Licensee shall exercise reasonable diligence with respect to representations and warranties from each approved sublicensee concerning the manufacture, sale and marketing of any Licensed Product and shall terminate all licenses with respect to any approved sublicensee in the event that such approved sublicensee or the manufacturer of any Licensed Product engages in any activity that may, in Licensor’s good faith determination, adversely impact the goodwill in the Licensor Properties or otherwise subject Licensor to public disrepute or criticism.

If the licensed products are to be manufactured in a foreign nation or are an apparel product, the licensor should specifically require that the licensee and all sublicensees comply with laws and regulations concerning fair labor standards in connection with the manufacture of all of licensee’s products and not just the licensed products.

Licensee represents and warrants that the operation of its business (including without limitation the manufacture, promotion and exploitation of Licensee’s products (including, without limitation, the Licensed Products) shall in each instance be in accordance with all applicable national, state, provincial, local and municipal laws, orders and regulations and the standards and guidelines established by any recognized industry or trade organizations relating to human rights and labor standards.

5.         Termination.      Aside from the right to terminate the agreement in the event of an uncured material breach, licensors chose licensed property consists of consumer-facing brands need to have the ability to get out of a license arrangement in the event of a negative public relations incident involving the licensee, the licensed products or anything else that could taint the licensor’s brand.  

Licensor may terminate this Agreement following 10  days written notice to Licensee and the opportunity to cure (if curable) if the Licensed Products, Licensee’s use of Licensor’s Marks, or Licensee’s acts or omissions may damage the goodwill and/or reputation of Licensor or Licensor’s Marks, as determined in Licensor’s sole discretion.

6.         Avoid Liability for False Endorsements.
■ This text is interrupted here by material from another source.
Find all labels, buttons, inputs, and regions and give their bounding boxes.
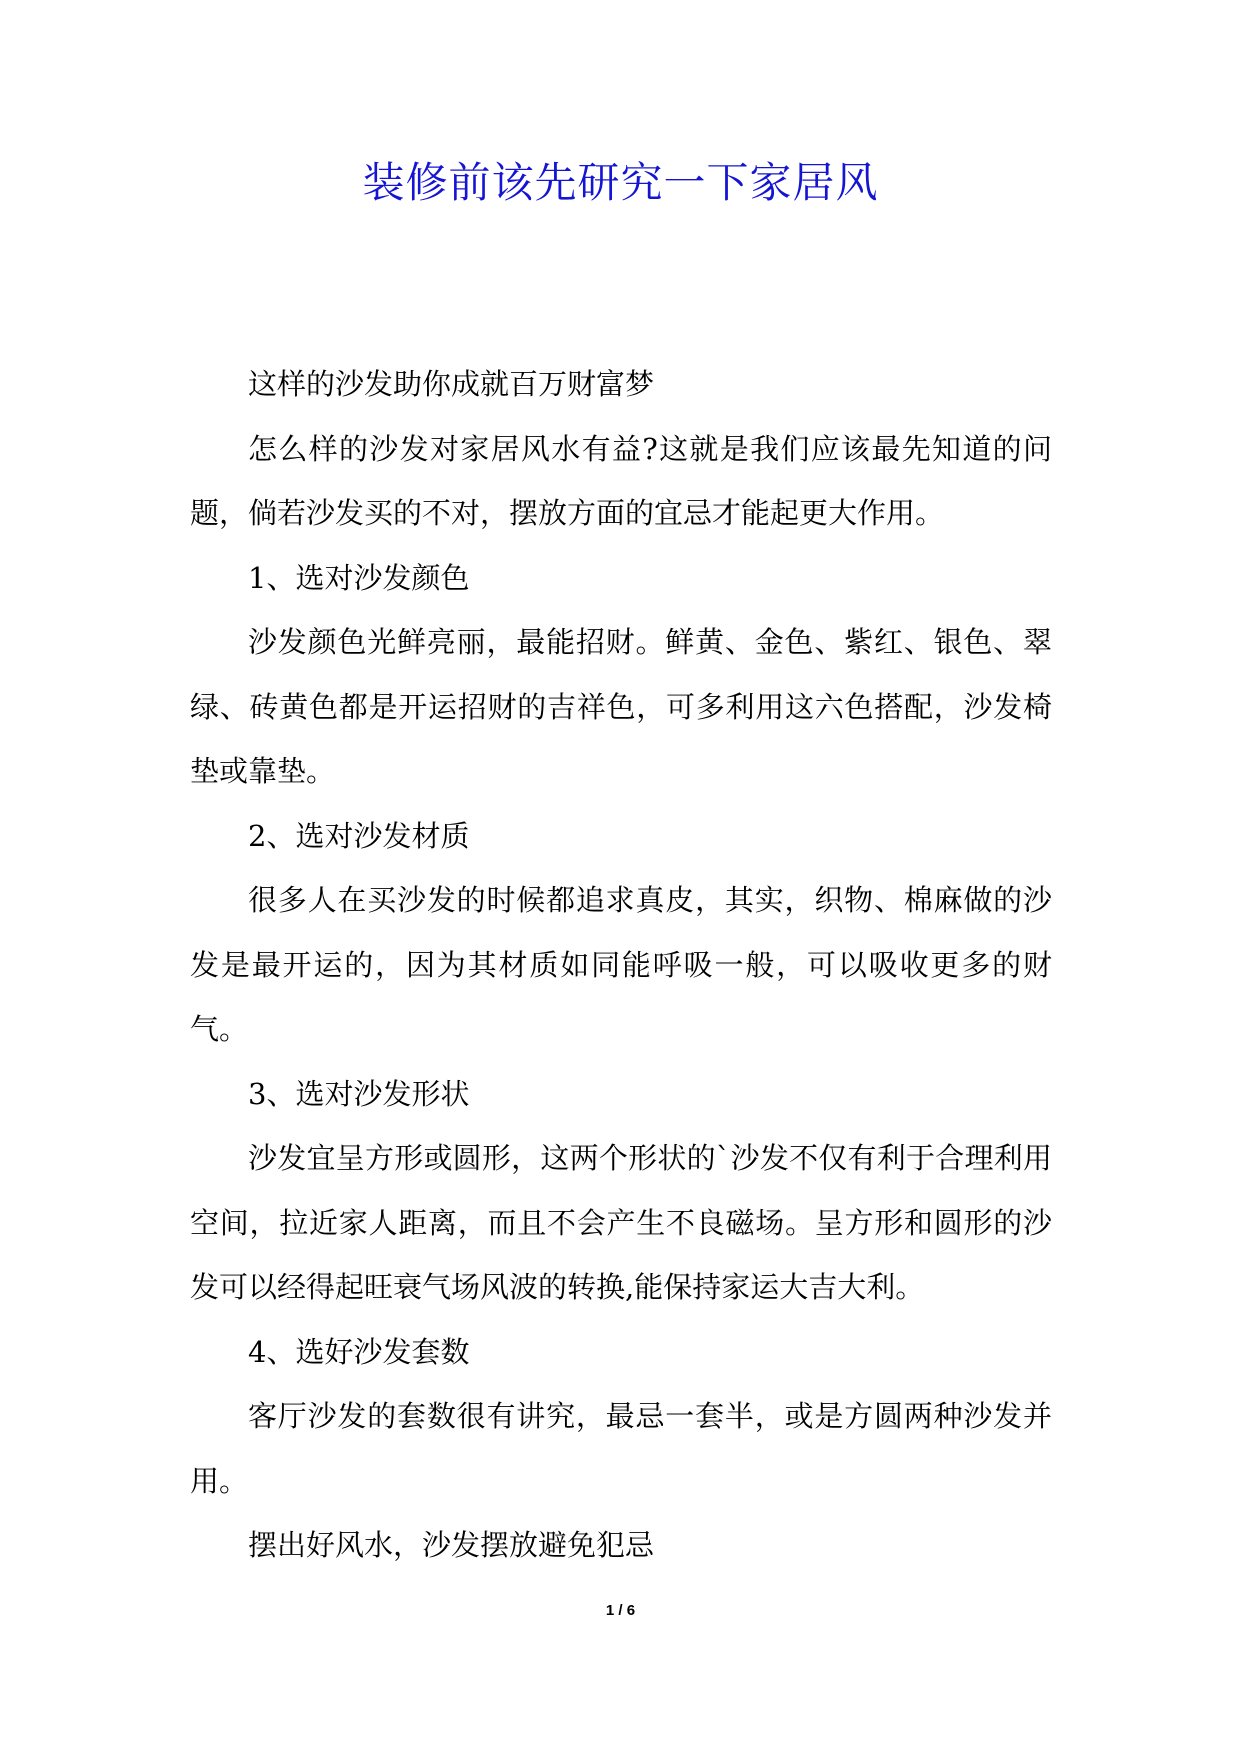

Celebrity licensors are routinely asked to promote, market and support the sale of the licensed product.  In such situations, counsel for the licensors should require prior approval over all forms of advertising and promotion, including social media activities (tweets, Facebook posts, blog posts, etc.).  Counsel should specifically be on the lookout for claims or statements the licensee wants the licensor to make that push the bounds of truthfulness.  Statements by the licensor that he/she uses the licensed product when in fact he/she doesn’t or that the licensor experienced certain results when he/she didn’t, will subject both the licensee and licensor to liability.  Additionally, requiring the licensor to promote the licensed product during personal appearances (i.e., talk show appearances) or in social media without a disclosure of the relationship between the licensor and licensee may also be problematic for both licensor and licensee.  Where I represent a celebrity in those circumstances (and also in sponsorship or endorsement engagements) I always require the licensee warrant that they will comply with the FTC “Guides Concerning the Use of Endorsement and Testimonials in Advertising.”

Each licensing transaction presents its own facts and circumstances and there are numerous other terms and provisions that can be used to protect a licensor’s best interest.